Apache Calcite a Foundational Framework for Optimized Query Processing Over Heterogeneous Data Sources
March 10, 2024Michael StonebrakerとUğur Çetintemel presented One Size Fits All in 2005. The title refers to the fact that traditional RDBMS had been used to implement a variety of data-centric applications. Tn the paper, they argued that the phrase was no longer applicable and predicted the rise of domain-specific database engines. Indeed, organizations leverage various domain-specific database engines such as column stores and text search engines today.
However, the end of the “One Size Fits All” paradigm brought two problems. First, the developers of each domain-specific database engine have to independently implement similar essential features such as query optimiztion and query interpretaion. Second, data are distributed across heterogeneous databases, and they have to be integrated before processing.
Apache Calcite was developed to solves these problems. Calcite provides SQL processsing features including query intepretation and optimization. Calcite does not contain a storage layer. Istead of containing it, given a SQL query, Calcite interprets and optimizes the query, and sends requests to backend databases. After receving the processed data from backends, Calcite integrates the data and responds to the client. Client can run SQL queries through Calcite to process data in backends as if the data were stored in one RDBMS.
Calcite connects to backend databases to get data to handle instead of holding its own storage.
The locations of the backends are specified in files called models.
The collection of data in a backend is seen as if a RDBMS schema from the Calcite clients.
The following block is an example of a model.
factory
in the model denotes the class that implements SchemaFactory.

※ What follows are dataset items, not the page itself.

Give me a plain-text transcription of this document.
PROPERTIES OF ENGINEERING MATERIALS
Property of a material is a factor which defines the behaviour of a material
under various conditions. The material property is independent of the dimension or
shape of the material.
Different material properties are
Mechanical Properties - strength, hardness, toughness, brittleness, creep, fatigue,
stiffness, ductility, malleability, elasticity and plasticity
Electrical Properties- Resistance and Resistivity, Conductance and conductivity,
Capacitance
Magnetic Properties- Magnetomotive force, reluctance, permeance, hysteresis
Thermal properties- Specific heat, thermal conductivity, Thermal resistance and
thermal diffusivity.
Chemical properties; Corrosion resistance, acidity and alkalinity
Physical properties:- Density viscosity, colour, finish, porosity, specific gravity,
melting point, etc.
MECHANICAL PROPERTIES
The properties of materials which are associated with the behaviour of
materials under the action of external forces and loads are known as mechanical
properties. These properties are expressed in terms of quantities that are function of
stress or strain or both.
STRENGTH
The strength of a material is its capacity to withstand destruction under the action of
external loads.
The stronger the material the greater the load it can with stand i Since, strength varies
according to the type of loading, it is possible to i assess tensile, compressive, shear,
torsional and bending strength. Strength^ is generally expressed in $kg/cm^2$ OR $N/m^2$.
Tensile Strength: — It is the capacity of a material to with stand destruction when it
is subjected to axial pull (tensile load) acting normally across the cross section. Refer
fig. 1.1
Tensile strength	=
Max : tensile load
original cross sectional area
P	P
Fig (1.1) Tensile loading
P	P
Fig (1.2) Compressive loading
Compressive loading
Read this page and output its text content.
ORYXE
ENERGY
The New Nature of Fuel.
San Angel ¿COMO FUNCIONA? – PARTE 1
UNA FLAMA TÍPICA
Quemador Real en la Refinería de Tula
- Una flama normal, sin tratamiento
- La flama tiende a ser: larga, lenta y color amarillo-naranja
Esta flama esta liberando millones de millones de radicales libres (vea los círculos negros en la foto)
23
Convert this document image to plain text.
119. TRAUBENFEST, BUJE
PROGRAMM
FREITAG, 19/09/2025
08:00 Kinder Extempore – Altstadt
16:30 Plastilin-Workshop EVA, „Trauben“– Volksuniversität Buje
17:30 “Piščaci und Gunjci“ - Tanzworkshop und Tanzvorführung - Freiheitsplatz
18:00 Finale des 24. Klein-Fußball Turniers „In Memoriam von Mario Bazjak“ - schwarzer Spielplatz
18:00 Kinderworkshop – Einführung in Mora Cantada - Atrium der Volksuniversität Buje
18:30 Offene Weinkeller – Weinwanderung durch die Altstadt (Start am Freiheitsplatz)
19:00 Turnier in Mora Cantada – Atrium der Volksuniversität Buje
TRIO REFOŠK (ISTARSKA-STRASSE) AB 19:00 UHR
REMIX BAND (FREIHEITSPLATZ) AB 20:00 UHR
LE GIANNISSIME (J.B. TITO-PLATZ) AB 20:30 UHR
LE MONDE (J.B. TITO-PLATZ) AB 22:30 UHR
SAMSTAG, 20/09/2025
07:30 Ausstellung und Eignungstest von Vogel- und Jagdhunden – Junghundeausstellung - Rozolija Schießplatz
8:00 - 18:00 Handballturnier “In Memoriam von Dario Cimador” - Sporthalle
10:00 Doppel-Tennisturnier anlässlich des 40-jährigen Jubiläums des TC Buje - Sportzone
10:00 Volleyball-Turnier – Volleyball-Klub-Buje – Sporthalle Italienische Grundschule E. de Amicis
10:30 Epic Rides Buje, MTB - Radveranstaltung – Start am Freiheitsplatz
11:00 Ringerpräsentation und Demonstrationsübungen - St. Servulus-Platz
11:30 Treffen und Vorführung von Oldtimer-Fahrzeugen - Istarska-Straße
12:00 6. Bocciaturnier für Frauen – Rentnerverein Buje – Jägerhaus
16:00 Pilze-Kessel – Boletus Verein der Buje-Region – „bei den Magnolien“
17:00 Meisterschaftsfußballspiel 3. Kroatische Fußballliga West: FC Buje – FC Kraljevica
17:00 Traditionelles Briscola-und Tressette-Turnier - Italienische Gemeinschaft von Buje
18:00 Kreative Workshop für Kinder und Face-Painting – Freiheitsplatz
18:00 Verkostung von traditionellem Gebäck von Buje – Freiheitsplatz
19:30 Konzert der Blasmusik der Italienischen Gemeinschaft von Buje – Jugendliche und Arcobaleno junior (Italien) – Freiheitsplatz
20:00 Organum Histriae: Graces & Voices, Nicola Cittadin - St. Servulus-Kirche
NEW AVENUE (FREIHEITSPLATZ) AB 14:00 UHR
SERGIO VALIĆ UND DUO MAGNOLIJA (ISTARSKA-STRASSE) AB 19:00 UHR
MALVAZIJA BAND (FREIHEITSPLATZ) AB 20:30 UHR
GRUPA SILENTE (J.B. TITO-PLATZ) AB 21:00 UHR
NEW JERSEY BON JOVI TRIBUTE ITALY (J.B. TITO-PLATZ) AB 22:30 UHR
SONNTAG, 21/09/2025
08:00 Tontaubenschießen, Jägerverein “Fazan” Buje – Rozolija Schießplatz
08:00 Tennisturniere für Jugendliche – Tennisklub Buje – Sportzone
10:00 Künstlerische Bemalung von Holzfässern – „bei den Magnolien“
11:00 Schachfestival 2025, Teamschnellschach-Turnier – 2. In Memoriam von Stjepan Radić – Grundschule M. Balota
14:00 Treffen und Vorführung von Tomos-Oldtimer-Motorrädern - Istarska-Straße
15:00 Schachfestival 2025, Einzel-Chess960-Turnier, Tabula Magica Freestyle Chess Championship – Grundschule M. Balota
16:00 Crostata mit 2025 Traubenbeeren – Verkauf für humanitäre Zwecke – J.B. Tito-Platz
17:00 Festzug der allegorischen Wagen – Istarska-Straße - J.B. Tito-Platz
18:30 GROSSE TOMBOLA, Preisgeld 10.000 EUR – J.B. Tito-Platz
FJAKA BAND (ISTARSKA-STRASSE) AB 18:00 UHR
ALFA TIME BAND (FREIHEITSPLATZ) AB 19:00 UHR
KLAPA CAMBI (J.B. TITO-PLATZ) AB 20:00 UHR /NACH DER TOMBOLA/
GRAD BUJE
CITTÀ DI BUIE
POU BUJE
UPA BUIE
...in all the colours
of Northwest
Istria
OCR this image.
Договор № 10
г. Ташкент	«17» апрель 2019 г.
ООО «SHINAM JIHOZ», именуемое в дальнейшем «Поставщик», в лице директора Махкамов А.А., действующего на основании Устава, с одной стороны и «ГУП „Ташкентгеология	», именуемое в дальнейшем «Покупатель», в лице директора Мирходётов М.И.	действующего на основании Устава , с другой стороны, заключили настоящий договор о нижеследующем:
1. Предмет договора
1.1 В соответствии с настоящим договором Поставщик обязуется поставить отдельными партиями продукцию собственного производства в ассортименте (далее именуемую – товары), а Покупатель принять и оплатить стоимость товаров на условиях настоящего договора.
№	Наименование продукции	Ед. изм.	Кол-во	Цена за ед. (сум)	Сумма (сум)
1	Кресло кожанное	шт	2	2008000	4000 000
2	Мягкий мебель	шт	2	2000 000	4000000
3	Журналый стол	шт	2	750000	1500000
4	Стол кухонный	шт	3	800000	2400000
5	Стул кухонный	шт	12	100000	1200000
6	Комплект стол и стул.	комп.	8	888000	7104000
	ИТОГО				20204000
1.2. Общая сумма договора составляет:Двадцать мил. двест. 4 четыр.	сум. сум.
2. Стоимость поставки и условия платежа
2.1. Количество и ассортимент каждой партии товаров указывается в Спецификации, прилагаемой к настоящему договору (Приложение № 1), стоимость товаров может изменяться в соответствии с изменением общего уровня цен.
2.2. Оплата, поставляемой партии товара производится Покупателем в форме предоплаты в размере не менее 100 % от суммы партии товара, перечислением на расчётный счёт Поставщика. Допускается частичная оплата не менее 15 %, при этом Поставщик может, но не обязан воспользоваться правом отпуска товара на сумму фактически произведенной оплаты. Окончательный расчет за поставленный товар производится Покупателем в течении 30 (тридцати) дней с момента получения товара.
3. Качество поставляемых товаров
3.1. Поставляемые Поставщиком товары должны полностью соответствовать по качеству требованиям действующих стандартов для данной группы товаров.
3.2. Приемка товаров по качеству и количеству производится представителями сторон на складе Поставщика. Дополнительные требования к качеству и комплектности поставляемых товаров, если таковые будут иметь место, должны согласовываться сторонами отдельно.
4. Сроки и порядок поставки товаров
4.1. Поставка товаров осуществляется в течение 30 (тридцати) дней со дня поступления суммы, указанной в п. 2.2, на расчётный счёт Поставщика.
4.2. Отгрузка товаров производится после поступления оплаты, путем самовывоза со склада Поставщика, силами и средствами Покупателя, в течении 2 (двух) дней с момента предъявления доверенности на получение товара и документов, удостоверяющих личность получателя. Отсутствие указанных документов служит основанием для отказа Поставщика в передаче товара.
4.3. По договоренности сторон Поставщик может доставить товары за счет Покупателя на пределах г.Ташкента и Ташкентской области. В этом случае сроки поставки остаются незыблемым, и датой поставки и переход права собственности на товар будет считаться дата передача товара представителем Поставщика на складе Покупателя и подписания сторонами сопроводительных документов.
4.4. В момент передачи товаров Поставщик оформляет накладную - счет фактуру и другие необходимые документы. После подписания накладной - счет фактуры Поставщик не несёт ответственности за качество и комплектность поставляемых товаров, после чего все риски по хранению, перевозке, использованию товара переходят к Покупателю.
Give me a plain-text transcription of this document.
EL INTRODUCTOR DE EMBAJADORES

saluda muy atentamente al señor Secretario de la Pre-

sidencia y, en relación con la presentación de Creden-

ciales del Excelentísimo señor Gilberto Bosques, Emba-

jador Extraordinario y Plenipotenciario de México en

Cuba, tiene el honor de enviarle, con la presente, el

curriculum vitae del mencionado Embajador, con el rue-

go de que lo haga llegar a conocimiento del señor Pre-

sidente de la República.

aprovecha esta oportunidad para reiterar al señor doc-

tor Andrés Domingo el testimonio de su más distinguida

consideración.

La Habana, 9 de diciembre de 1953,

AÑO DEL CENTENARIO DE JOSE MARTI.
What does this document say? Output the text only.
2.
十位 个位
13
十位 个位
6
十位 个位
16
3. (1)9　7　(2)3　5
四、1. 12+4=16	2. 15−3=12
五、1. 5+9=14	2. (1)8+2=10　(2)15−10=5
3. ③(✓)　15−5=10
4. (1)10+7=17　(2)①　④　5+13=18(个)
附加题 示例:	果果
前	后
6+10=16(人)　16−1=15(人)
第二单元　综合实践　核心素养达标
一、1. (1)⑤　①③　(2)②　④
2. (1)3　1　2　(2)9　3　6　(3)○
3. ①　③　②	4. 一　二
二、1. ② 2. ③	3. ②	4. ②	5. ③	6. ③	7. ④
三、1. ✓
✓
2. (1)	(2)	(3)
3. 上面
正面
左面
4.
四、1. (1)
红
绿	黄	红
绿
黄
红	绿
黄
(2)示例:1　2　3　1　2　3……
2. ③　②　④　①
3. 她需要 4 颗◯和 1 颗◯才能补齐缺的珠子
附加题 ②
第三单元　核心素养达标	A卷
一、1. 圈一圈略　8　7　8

The factory creates a Schema object that behaves as a RDMBS schema.
{
version: '1.0',
defaultSchema: 'SALES',
schemas: [
{
name: 'SALES',
type: 'custom',
factory: 'org.apache.calcite.adapter.csv.CsvSchemaFactory',
operand: {
directory: 'sales'
}
}
]
}
A relational operator is an unit of operation to a set. For instance, filter, project and join are operators. The Table instances that the schema contains implement the table scan operator that provides the data in the table. Calcite traslates a SQL query to an expression tree of relational operators. The physical properties of an operator are called traits, and the optimzier uses traits to evaluates the cost of different alternative plans. One of major traits is calling convention trait that represents the backend where the expression will be executed. For example, the operator with spark convention trait makes the expression run in Apache Spark.
The query operator repeatedly transforms an expression that keep the original semantics but runs at a lower cost by applying transformation rules called planner rules. For example, Calcite processes queries involing tables across multiple backends by pushing down all possible logic to each backend.